Investigating colours in sunlight - middle and senior classes

By the end of fourth class children should know that white light can be split into a range of colours, known as a spectrum. The children can use a slide projector and prism to cast a large spectrum on a wall. They can identify the colours and the order in which they appear on white paper or the screen. Other ways for children to see the spectrum are

  • To place a plastic ruler in the sunlight and watch the spectrum as it appears on the ceiling or wall
  • To blow bubbles
  • To place a mirror in a shallow container of water in sunlight

The white rays of sunlight fall on drops of rain, which act in a similar way as the prism to form a rainbow. Children can experiment to make a rainbow.

Mixing coloured light

The children should try mixing the primary colours of light. Three torches should be covered with red, blue and green filters and shone onto a white screen or piece of paper. The children will observe that different colour combinations occur.

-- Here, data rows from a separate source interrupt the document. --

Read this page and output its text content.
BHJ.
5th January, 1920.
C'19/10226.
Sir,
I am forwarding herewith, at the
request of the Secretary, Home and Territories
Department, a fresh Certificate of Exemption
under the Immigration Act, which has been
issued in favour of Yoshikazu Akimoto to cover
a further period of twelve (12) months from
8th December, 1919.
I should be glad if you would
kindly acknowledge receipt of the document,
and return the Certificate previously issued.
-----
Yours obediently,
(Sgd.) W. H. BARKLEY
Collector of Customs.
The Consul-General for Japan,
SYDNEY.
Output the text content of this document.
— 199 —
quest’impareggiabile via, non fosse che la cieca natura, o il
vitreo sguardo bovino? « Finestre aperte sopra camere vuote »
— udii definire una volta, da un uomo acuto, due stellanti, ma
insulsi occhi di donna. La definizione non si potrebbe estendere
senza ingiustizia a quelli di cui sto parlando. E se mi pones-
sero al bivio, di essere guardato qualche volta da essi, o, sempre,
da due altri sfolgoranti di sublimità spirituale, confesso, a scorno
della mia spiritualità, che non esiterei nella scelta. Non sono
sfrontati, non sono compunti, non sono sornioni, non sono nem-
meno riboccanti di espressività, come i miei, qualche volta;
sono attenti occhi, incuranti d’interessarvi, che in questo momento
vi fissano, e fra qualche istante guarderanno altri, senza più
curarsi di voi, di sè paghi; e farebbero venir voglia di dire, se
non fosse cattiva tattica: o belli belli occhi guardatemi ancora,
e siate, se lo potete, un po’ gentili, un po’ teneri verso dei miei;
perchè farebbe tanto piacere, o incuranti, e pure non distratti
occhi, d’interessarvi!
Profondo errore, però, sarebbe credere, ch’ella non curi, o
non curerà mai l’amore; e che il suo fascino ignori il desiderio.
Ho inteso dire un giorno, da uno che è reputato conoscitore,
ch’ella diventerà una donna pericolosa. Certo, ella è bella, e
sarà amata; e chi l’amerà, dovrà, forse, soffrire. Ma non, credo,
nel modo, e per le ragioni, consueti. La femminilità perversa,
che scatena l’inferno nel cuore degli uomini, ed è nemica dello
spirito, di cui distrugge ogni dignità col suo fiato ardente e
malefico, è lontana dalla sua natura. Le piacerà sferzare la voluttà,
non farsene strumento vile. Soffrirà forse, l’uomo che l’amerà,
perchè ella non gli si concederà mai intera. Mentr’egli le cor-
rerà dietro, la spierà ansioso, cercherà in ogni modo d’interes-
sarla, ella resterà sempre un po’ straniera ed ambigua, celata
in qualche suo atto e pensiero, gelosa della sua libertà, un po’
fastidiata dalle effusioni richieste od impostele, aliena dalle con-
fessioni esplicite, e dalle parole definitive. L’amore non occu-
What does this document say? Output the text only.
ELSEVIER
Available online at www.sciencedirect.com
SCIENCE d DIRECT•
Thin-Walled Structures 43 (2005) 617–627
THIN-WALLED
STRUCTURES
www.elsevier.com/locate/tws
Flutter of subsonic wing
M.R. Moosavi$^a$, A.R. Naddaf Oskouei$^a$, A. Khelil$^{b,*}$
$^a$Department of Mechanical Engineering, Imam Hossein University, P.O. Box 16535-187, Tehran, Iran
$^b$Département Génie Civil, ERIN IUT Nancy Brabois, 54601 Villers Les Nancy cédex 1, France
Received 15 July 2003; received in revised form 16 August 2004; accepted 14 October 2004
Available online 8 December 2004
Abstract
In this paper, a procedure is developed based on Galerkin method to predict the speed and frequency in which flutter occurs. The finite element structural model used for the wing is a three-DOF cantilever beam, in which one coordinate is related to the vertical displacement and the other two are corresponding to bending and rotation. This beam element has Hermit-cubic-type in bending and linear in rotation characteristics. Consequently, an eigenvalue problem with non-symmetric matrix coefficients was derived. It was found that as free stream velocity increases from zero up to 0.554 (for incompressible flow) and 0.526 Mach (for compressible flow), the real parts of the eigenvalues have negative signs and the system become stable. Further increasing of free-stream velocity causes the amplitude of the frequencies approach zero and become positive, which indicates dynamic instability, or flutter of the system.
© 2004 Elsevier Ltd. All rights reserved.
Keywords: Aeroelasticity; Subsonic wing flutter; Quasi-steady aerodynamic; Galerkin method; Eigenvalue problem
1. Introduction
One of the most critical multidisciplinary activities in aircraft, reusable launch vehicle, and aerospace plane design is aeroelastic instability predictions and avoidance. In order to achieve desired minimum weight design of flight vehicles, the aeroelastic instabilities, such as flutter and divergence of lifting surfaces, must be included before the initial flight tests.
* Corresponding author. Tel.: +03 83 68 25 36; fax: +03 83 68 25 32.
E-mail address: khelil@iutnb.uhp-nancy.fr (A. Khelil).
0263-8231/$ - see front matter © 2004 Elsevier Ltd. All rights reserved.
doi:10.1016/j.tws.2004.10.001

Green and blue light will combine to make cyan (bluegreen); blue and red light make magenta (purple-red); and green and red light make yellow. Together the red, blue and green light beams should give white light, but only if the colours are pure and are projected at the same intensity. The process of mixing the primary colours of paint is different from mixing the primary colours of light; colour paints have a different set of primary colours.

Children should investigate what happens when they look at flowers, crayons and other coloured objects through different-coloured filters, and should record the results.